Time passed. Gabriel’s company—Balogun Consulting—was born and began to thrive. With Deina’s backing and Gabriel’s ruthless intelligence, it grew into a respected investment and analysis firm. He rebuilt his network. Reclaimed his name. Took back the life Samuel had stolen.
Still, Gabriel resisted anything deeper.
When Deina finally said, “I’m in love with you,” he looked shattered by how much he wanted to say it back.
“I’m not ready,” he admitted. “I just got my life back.”
She nodded, though it hurt. “That doesn’t mean I’m giving up.”
And she didn’t.
She never smothered him. She simply remained. A note with coffee. Quiet support at meetings. Protection when he needed it and honesty when he didn’t want it. She believed in him before he knew what to do with that belief.
Then, one day, she disappeared.
No calls. No messages. No visit to his office.
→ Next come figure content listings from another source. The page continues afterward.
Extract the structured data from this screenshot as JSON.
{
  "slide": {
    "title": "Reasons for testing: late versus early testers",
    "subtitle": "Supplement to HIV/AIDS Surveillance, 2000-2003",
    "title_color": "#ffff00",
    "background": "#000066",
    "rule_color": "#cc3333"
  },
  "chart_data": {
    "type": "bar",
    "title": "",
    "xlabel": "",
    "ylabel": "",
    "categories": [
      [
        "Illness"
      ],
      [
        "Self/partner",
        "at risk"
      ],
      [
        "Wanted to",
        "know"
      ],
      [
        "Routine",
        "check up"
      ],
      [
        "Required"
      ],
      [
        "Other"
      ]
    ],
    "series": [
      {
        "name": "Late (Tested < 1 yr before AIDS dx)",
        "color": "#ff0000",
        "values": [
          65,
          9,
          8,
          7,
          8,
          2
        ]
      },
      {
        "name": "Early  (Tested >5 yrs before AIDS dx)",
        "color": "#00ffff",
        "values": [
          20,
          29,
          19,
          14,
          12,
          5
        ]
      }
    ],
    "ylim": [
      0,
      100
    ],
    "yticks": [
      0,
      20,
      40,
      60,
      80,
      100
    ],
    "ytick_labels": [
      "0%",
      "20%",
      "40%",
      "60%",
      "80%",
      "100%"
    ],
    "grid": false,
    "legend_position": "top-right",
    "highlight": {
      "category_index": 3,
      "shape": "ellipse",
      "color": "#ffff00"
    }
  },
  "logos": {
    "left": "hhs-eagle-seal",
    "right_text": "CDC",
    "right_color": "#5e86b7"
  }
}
By evening, Gabriel was at her penthouse door, using the emergency key she had once given him.
He found her on the couch, pale and burning with fever.
All the discipline he wore like armor broke at once.
He spent the night caring for her—tea, medicine, cold cloths, steady hands. At some point, exhausted, he fell asleep beside her.
In the morning, she woke to find him still there.
“You stayed all night?” she asked softly.
“You were sick,” he said, as if that explained everything.
She watched him move around the kitchen, making breakfast with awkward concentration, and something warm lit her tired face.
“I love you, Gabriel.”
He turned and froze.
“I know you love me too,” she said quietly. “You don’t have to be afraid of it anymore.”
For the first time, he stopped running.
“I love you too.”
The smile that broke across her face nearly undid him.
After that, everything changed.
They took a day away from the city and drove to a private beach with a quiet cabin by the water. There, with the ocean wind around them and no lies left to protect, Gabriel told her the rest.
“Before you, I cared about survival and revenge,” he said. “That was all. Then you came into my life and forced me to become more than my anger. You made me believe I could build again.”
He reached into his pocket and took out a small box.
Deina stared at it, speechless.
“I want to do this the right way,” he said, opening it to reveal a ring. “With respect. With patience. With my whole heart. Will you marry me?”
She said yes before he finished breathing.
They kissed under the setting sun, and for the first time their future felt bigger than the ruin behind them.
Months later, with the evidence finally complete, they set the trap.
Samuel invited Gabriel to a private dinner at the Nwosu mansion, thinking he would control the stage one last time. The room was filled with select guests, men who valued power more than truth, all waiting to see what would happen.
Gabriel arrived alone in a black suit.